Cet engagement national doit s’accompagner d’une mobilisation internationale. Celle-ci est à l’œuvre, avec une coalition d’organisations qui s’emploient actuellement à sensibiliser à ces enjeux, plaider en faveur d’objectifs ambitieux mais réalistes, apporter des connaissances et des données sur les mesures qui ont fait leurs preuves, et fournir un soutien financier. Cette coalition réunit le Groupe de la Banque mondiale, l’UNESCO, l’UNICEF, le bureau des Affaires étrangères, du Commonwealth et du Développement du Royaume-Uni (FCDO), l’Agence des États-Unis pour le développement international (USAID) et la Fondation Bill & Melinda Gates.

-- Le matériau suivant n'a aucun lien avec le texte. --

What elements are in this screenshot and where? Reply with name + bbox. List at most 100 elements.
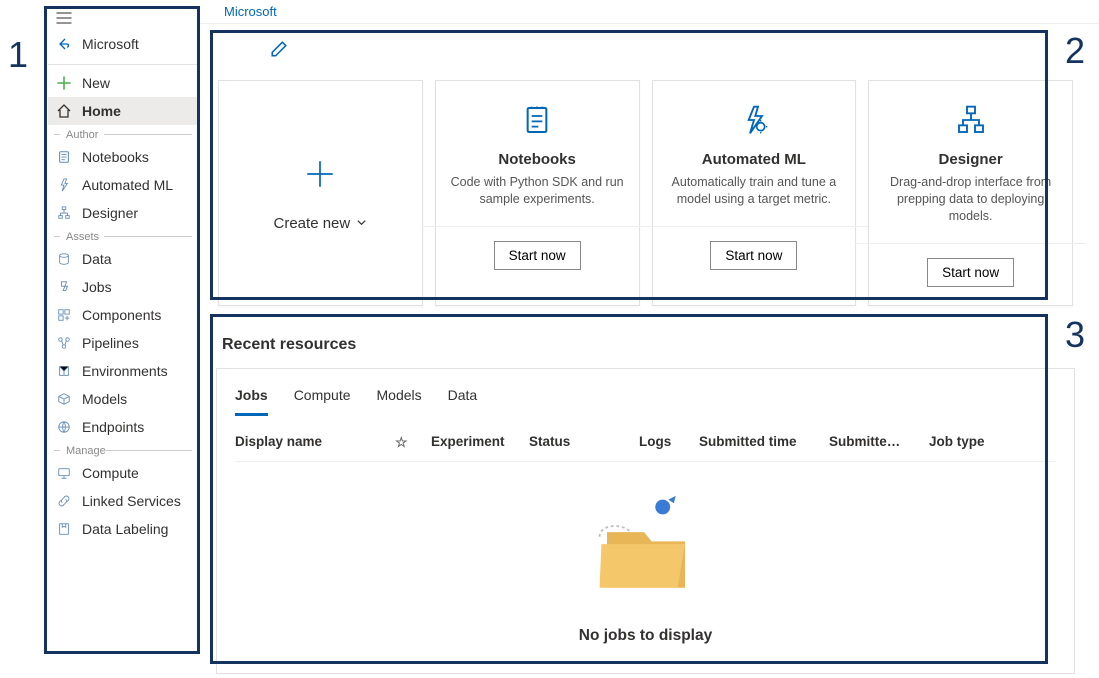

La Banque mondiale se tient aux côtés des pays pour les aider à accélérer la relance des apprentissages. Principale source de financement extérieur pour le secteur de l’éducation dans les pays en développement, elle consacre actuellement plus de 23 milliards de dollars à des projets visant à améliorer les apprentissages et à donner à chacun la possibilité de bénéficier de l’instruction dont il a besoin pour réussir. Le montant des financements de la Banque en faveur de l’éducation au cours des trois dernières années a doublé par rapport à son niveau des dix années précédentes. Ses projets bénéficient à plus de 432 millions d’élèves et 18 millions d’enseignants, soit un tiers de la population étudiante et près d’un quart de la communauté enseignante dans les pays clients.

Les pays du monde entier sont aujourd’hui invités à s’engager à agir en faveur des apprentissages fondamentaux, en ce qu’ils constituent un socle indispensable à l’acquisition d’autres apprentissages et savoirs et à la maîtrise de compétences plus complexes. En adhérant à ce mot d’ordre, aux côtés de la communauté mondiale de l’éducation et de l’ensemble des partenaires concernés, parmi lesquels notamment la société civile et les organisations de la jeunesse, ils s’engageront à prendre des mesures urgentes et décisives pour parvenir en 2030 à réduire de moitié la proportion des enfants dans le monde qui ne sont pas en mesure de lire et comprendre un texte simple à l’âge de 10 ans.

Grâce à la mise en œuvre urgente de ces politiques, il est possible de rattraper le temps perdu et d’accélérer les progrès tout en bâtissant des systèmes éducatifs plus efficaces, équitables et résilients. C’est une action essentielle pour booster au maximum les apprentissages d’ici à 2030 — et poursuivre les efforts au-delà de cette date butoir — et faire en sorte que tous les enfants et les jeunes aient la chance de se forger l’avenir auquel ils aspirent.